Let’s be honest, The Amazons are a band that could easily fall under the radar. If you can imagine having a conversation with your mate and describing the band’s basic details - an English band made up of four lads making stadium-style indie rock - they’d probably go through five different bands before realising who you were on about. The only way to remedy this is for The Amazons to create an identity so bold and unique, it’s hard to ignore. And that is where Future Dust comes in. With the band’s second album dealing in old school rock and uncompromising ideals, it serves to be one of the best guitar driven album this year has had to offer so far.
The album wastes no time as ‘Mother’ is an anthemic introduction to this era of The Amazons. A natural radio hit, everything about the song intrigues. From the overblown intro that sounds like something from Royal Blood’s first album to the coming of age theme that runs through the song, and the record. The tough, gritty guitars weighted down by reverb couple nicely with the impassioned singing, proving Matt Thomson’s vocals have been turned up a notch.

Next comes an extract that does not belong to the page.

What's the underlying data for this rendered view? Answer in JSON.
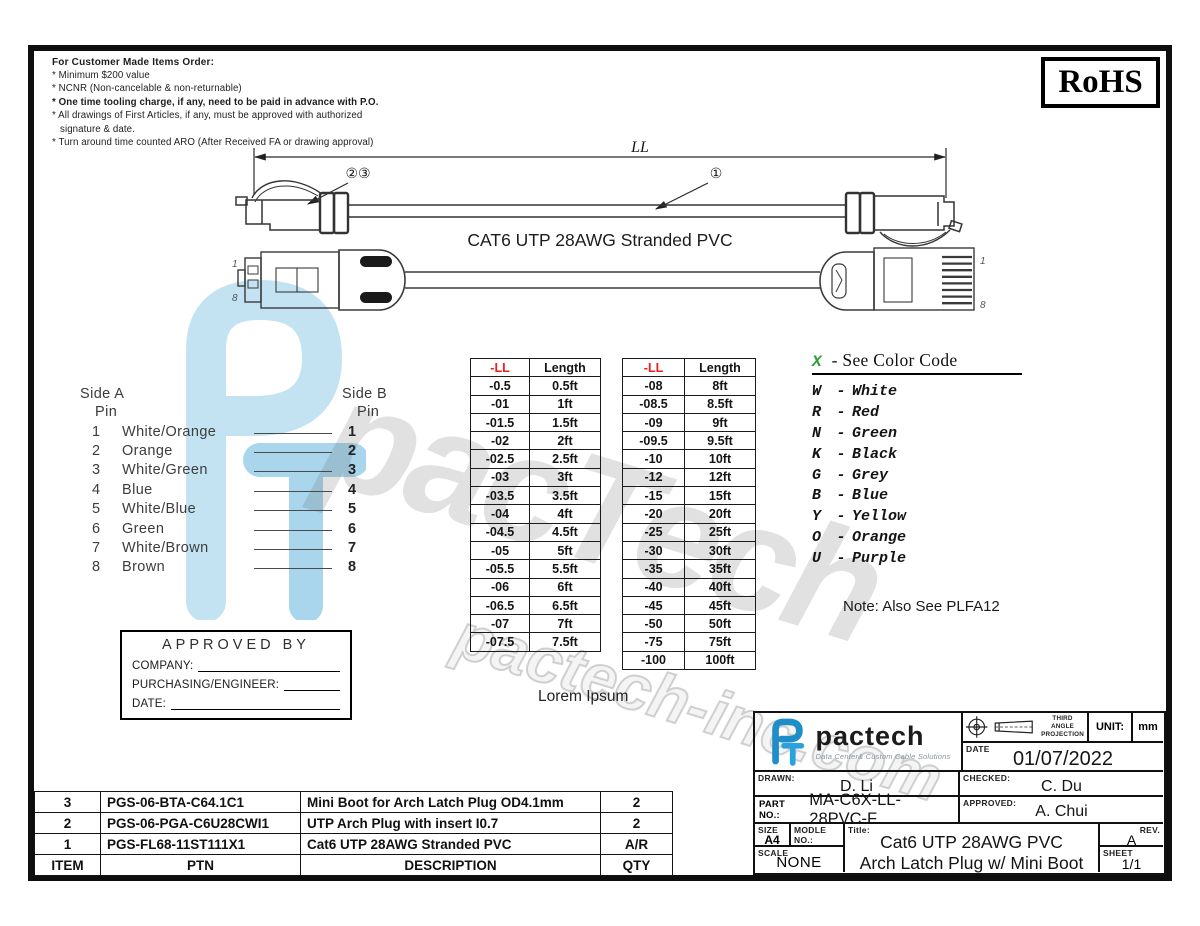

As suggested before, the guitars are really the star of this record. Glimpses of brilliance come through as ‘Fuzzy Trees’ brings low-fi guitars with tinges of indie rock. ‘25’ feels more anthemic as the sense of being young and reckless reinforces that coming of age concept.
While Future Dust offers plenty of quality moments, there comes a point where some of the songs begin to blend together. ‘Warning Signs’, while solid in its own right, could do with more layers and production to truly give it that epic feel it so badly yearns for. Then there’s ‘Doubt It’, a song that really does not need to be almost five minutes long.
The melodic tones of ‘All Over Town’ offer something different though at the half way point. A slower tempo and more intricate sound gives the impression of feeling more genuine and honest than anything else on the album. 'End Of Wonder’ and it’s pulsing drums has an underground feel, complete with guitar solos and boisterous breakdowns.
Future Dust truly satisfies as it gets more gritty and down to earth throughout the runtime, and even softer moments like ‘The Mire’ and ‘25 (Reprise)’ break into crashing instrumentals. As Thomson sings out “Georgia” over and over, on the final track of the same name, it’s hard to ignore the sense of longing and looking forward to the future. If The Amazons keep making albums like this, the future looks very good.
Future Dust is out now via Fiction Records.